Su esplicita richiesta avanzata in fase di consultazione dalle associazioni di categoria, e da CNA Installazione Impianti in particolare, è prevista la predisposizione di modelli per quanto riguarda la richiesta di certificazione, di iscrizione al Registro, di deroga, di esenzione che saranno pubblicati sui siti del Ministero dell’Ambiente e sul Registro telematico.

Una delle novità più importanti è l’istituzione di una Banca Dati sui gas fluorurati gestita, così come il Registro telematico, dalle Camere di Commercio alla quale dovranno essere comunicate le vendite di f-gas, delle apparecchiature che li contengono e le attività di assistenza, manutenzione, installazione, riparazione e smantellamento delle stesse; si tratta di modalità richieste dalle associazioni di categoria per meglio “tracciare” gli f-gas e le attività di chi installa impianti che li contengono.
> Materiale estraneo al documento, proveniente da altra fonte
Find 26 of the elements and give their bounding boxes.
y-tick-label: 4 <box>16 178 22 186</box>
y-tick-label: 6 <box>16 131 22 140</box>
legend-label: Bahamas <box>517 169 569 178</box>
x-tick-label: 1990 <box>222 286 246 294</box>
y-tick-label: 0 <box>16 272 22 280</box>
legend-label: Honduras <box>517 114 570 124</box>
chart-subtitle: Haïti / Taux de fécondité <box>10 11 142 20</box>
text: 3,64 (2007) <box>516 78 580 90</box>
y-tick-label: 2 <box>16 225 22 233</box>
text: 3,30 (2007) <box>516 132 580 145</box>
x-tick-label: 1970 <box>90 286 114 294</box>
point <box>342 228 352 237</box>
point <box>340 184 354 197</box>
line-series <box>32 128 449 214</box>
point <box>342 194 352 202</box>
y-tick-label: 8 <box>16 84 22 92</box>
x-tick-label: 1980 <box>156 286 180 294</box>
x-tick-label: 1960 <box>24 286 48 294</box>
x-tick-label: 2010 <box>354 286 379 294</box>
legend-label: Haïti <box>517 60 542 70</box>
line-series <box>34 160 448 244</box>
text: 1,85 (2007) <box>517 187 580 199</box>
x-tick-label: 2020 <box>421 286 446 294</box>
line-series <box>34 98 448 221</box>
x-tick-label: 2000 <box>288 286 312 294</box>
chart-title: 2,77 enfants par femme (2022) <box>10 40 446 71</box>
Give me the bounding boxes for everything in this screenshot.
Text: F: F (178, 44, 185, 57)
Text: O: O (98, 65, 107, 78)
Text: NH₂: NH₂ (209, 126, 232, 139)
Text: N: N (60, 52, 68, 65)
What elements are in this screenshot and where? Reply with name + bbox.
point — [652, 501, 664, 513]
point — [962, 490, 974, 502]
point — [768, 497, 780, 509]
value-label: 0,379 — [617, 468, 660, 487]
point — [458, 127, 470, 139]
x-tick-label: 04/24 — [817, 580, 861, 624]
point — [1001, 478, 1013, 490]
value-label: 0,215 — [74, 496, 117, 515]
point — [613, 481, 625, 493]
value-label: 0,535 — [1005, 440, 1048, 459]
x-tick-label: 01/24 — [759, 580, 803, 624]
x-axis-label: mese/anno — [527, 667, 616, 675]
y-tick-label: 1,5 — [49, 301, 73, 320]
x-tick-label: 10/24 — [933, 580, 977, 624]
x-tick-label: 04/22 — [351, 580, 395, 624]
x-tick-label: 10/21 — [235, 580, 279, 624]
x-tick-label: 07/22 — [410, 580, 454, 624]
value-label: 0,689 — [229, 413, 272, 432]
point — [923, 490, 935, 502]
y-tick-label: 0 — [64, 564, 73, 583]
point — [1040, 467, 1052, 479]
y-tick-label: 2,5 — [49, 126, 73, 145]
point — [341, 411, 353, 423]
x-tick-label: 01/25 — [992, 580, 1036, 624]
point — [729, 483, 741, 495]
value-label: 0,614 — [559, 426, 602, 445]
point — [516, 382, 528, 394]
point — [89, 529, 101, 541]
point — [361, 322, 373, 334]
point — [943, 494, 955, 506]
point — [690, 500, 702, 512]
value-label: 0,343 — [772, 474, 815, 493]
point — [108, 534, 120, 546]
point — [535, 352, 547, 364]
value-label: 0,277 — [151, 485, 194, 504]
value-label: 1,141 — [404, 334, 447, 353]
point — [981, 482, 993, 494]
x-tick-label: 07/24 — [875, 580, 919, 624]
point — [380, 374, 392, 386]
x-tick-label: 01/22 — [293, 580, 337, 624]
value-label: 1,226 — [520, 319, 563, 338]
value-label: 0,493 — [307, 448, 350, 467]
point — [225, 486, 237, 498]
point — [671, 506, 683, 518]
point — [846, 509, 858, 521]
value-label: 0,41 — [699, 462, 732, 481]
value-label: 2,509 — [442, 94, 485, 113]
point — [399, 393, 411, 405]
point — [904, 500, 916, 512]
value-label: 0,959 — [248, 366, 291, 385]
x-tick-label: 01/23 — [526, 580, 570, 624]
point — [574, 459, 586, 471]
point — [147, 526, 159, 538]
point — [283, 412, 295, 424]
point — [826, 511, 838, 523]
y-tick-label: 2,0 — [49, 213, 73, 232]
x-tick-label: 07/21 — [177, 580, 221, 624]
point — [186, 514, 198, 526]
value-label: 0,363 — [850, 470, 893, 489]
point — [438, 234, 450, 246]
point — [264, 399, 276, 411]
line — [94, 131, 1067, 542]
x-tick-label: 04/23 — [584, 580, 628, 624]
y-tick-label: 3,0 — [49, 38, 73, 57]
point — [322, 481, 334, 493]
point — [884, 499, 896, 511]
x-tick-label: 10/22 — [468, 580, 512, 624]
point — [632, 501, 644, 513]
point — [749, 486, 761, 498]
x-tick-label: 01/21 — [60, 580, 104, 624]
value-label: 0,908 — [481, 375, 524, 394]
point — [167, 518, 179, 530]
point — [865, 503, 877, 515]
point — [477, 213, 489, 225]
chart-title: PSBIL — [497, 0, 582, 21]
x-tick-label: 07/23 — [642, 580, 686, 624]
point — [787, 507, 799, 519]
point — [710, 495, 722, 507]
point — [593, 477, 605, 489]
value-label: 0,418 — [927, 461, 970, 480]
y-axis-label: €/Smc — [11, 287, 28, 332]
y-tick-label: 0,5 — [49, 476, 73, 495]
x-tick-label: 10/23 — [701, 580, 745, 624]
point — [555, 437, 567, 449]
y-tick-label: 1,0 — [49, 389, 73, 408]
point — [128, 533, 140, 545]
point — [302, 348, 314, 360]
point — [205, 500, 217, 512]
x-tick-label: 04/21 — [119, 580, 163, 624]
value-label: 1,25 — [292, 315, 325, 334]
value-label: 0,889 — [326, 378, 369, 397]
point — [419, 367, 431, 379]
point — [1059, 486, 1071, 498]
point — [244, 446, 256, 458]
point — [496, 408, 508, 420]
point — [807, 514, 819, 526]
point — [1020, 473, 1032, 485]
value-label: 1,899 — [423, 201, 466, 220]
Il problema è che per la gestione e tenuta della Banca Dati e per il Registro telematico, persone ed imprese certificate dovranno versare alla CCIAA competente dei diritti di segreteria.

A nostro avviso – commenta Guido Pesaro, Responsabile Nazionale CNA Installazione Impianti - nel far gestire il Registro dei gas alle Camere di Commercio, il Ministero dell’Ambiente  sta delegando ad un ente terzo un proprio compito specifico. Non si può pertanto pretendere che un servizio che dovrebbe essere pubblico e gratuito sia trasformato a pagamento. Un aspetto invece positivo – prosegue Pesaro – è che, accogliendo le richieste di CNA Installazione Impianti, il termine per la comunicazione delle informazioni alla Banca Dati è stato fissato in 30 giorni, invece dei 5 originariamente previsti nella bozza di DPR sottoposta all’attenzione delle associazioni di categoria”.